Media Coverage of the University of Michigan: Aug. 2103

 

  • The happiest photo ever made
    (Time, August 21, 2013)

    Take a fresh look at Alfred Eistenstaedt’s famous “Drum Major,” photographed on the University of Michigan campus in 1950. “It was early in the morning,” Eisenstaedt said about the photograph taken on assignment for LIFE, covering U-M’s nationally famous marching band. He spotted the school’s drum major, Richard (Dick) Smith, practicing. Then, Eisenstaedt said, “I saw a little boy running after him, and all the faculty children on the playing field ran after the boy. And I ran after them. This is a completely spontaneous, unstaged picture.” (Note: Time incorrectly identified the drum major as “David” Smith.)

  • Top 25 best Midwest colleges 2013
    (Forbes, August 7, 2013)

    It comes as a surprise to no one that the top public school in the Midwest remains University of Michigan, Ann Arbor. U-M is the No. 5 public school overall, and No. 3 state school (excluding the service academies.)

  • Mercury contamination in fish expected to rise in coming decades, U-M study says
    (CBS News, August 26, 2013)

    Mercury pollution from power plants in China and India is making its way into fish in waters near Hawaii, according to new research from the University of Michigan. In a new study, published August 25 in the journal Nature Geoscience, Michigan researchers say that mercury produced by the coal-burning power plants in these northern Pacific countries travels thousands of miles through the air before rainfall deposits it on the ocean floor near Hawaii.

  • The self-driving car is no longer a thing of fiction
    (Michigan Radio, “Stateside,” July 31, 2013)

    Google expects its driverless car will be ready for consumers in the next three-five years. GM thinks intelligent vehicles will be on the roads by 2020. Ford predicts 2025. And researchers at the University of Michigan are making sure the Great Lakes State is front-and-center in developing and testing the connected vehicle technology that is essential to the self-driving car.

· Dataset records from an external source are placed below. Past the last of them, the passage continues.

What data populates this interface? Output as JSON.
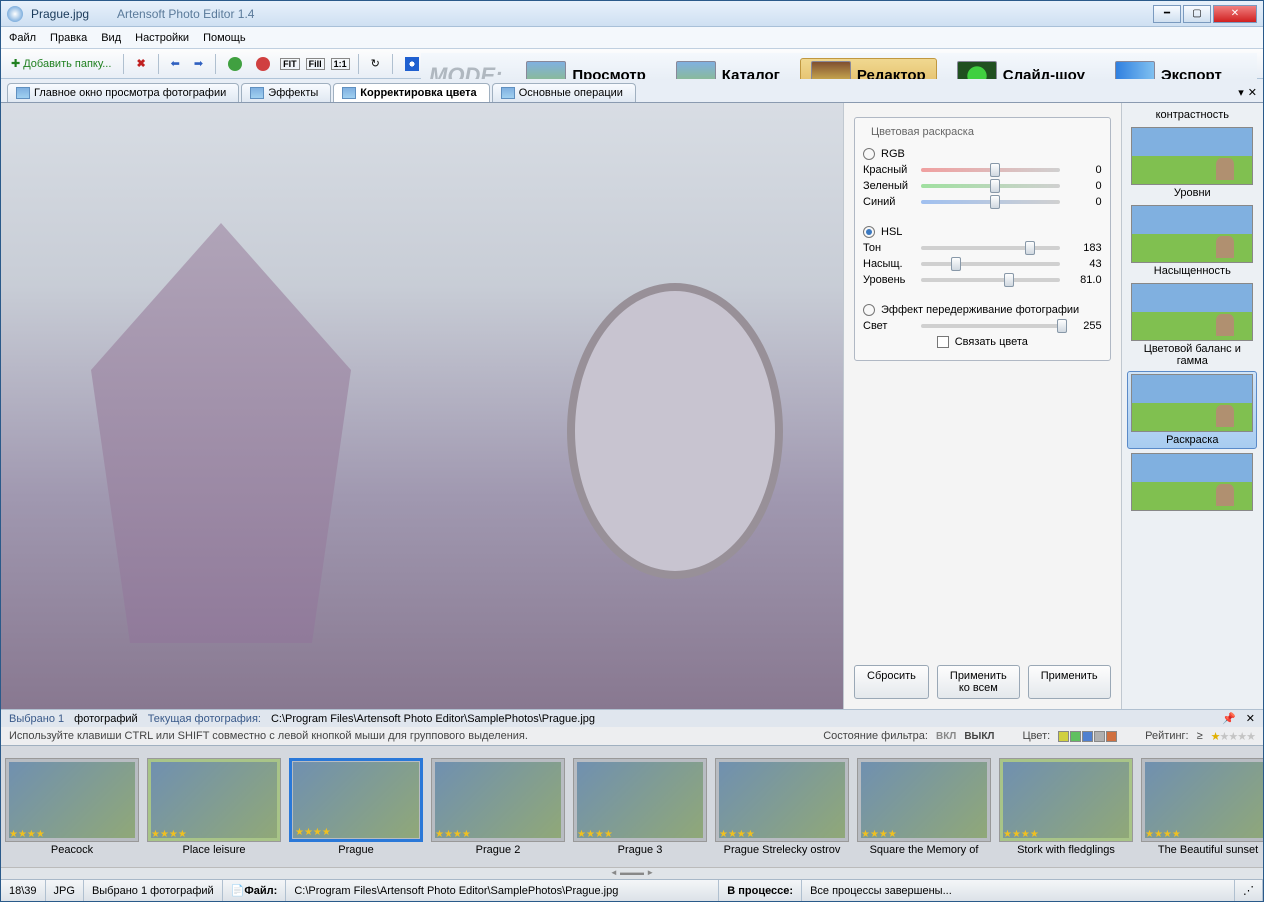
{
  "titlebar": {
    "filename": "Prague.jpg",
    "appname": "Artensoft Photo Editor 1.4"
  },
  "menu": {
    "file": "Файл",
    "edit": "Правка",
    "view": "Вид",
    "settings": "Настройки",
    "help": "Помощь"
  },
  "toolbar": {
    "add_folder": "Добавить папку...",
    "fit": "FIT",
    "fill": "Fill",
    "one_to_one": "1:1"
  },
  "modes": {
    "label": "MODE:",
    "view": "Просмотр",
    "catalog": "Каталог",
    "editor": "Редактор",
    "slideshow": "Слайд-шоу",
    "export": "Экспорт"
  },
  "tabs": {
    "main_preview": "Главное окно просмотра фотографии",
    "effects": "Эффекты",
    "color_correction": "Корректировка цвета",
    "basic_ops": "Основные операции"
  },
  "panel": {
    "title": "Цветовая раскраска",
    "rgb": {
      "label": "RGB",
      "red": "Красный",
      "green": "Зеленый",
      "blue": "Синий",
      "r": "0",
      "g": "0",
      "b": "0"
    },
    "hsl": {
      "label": "HSL",
      "hue": "Тон",
      "sat": "Насыщ.",
      "level": "Уровень",
      "h": "183",
      "s": "43",
      "l": "81.0"
    },
    "burn": {
      "label": "Эффект передерживание фотографии",
      "light_label": "Свет",
      "light": "255",
      "link": "Связать цвета"
    },
    "reset": "Сбросить",
    "apply_all": "Применить ко всем",
    "apply": "Применить"
  },
  "presets": {
    "contrast": "контрастность",
    "levels": "Уровни",
    "saturation": "Насыщенность",
    "balance": "Цветовой баланс и гамма",
    "coloring": "Раскраска"
  },
  "info": {
    "selected_label": "Выбрано 1",
    "photos": "фотографий",
    "current_label": "Текущая фотография:",
    "path": "C:\\Program Files\\Artensoft Photo Editor\\SamplePhotos\\Prague.jpg"
  },
  "hint": {
    "text": "Используйте клавиши CTRL или SHIFT совместно с левой кнопкой мыши для группового выделения.",
    "filter_state": "Состояние фильтра:",
    "on": "ВКЛ",
    "off": "ВЫКЛ",
    "color": "Цвет:",
    "rating": "Рейтинг:",
    "gte": "≥"
  },
  "thumbs": [
    {
      "label": "Peacock",
      "sel": false,
      "green": false
    },
    {
      "label": "Place leisure",
      "sel": false,
      "green": true
    },
    {
      "label": "Prague",
      "sel": true,
      "green": false
    },
    {
      "label": "Prague 2",
      "sel": false,
      "green": false
    },
    {
      "label": "Prague 3",
      "sel": false,
      "green": false
    },
    {
      "label": "Prague Strelecky ostrov",
      "sel": false,
      "green": false
    },
    {
      "label": "Square the Memory of",
      "sel": false,
      "green": false
    },
    {
      "label": "Stork with fledglings",
      "sel": false,
      "green": true
    },
    {
      "label": "The Beautiful sunset",
      "sel": false,
      "green": false
    }
  ],
  "status": {
    "pos": "18\\39",
    "format": "JPG",
    "sel": "Выбрано 1 фотографий",
    "file_label": "Файл:",
    "path": "C:\\Program Files\\Artensoft Photo Editor\\SamplePhotos\\Prague.jpg",
    "proc_label": "В процессе:",
    "proc": "Все процессы завершены..."
  }
}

  • Surge of brain activity may explain near-death experience, U-M study says
    (Washington Post, August 12, 2013)

    Scientists from the University of Michigan recorded electroencephalogram (EEG) signals in nine anesthetized rats after inducing cardiac arrest. Within the first 30 seconds after the heart had stopped, all the mammals displayed a surge of highly synchronized brain activity that had features associated with consciousness and visual activation. The burst of electrical patterns even exceeded levels seen during a normal, awake state. In other words, they may have been having the rodent version of a near-death experience.

  • U-M researchers speed up Internet scans
    (The Chronicle of Higher Education, August 20, 2013)

    Computer scientists at the University of Michigan have made a big technological advance for researchers who study the Internet and how people use it, cutting the time necessary to survey the whole of the network from two or three months to just 44 minutes—and cutting the cost accordingly. That means it’s possible to take meaningful snapshots of the Internet at various points in time and compare them in ways that may reveal behavioral trends, security problems, and other information.

  • Rome’s start to architectural hubris
    (New York Times, August 19, 2013)

    Archaeologists think they are catching a glimpse of Roman tastes in monumental architecture much earlier than previously thought, about 300 years before the Colosseum. They have uncovered ruins of a vast complex of stone walls and terraces connected by a grand stairway and surrounded by many rooms, a showcase of wealth and power spread over an area more than half the size of a football field. The discovery was made last summer by a team of archaeologists and students led by Nicola Terrenato, a professor of classical studies at the University of Michigan and a native of Rome.

  • Money isn’t everything for aspiring MBAs
    (BloombergBusinessweek, August 28, 2013)

    At least that’s the upshot of a recent survey conducted by Net Impact, a nonprofit group that encourages young people to pursue careers in sustainability. Eighty-five percent of the more than 3,300 students who responded to the survey said they would take a 15-percent pay cut to work for an organization with values that match their own.

  • Facebook may be making you sad
    (ABC News, August 16, 2013)

    Sure, Facebook can make you feel as if you’ve got all the friends in the world, but some days it can also make you feel as if the world is out to get you. Or at least that’s what a new study from the University of Michigan seems to suggest. According to researchers, the more you use Facebook, the more unhappy you are likely to be. “Everyday Facebook use leads to declines in subjective well-being, both how happy you feel moment to moment and how satisfied you feel with your life,” says Ethan Kross, an assistant professor of psychology at U-M and a co-author of the study.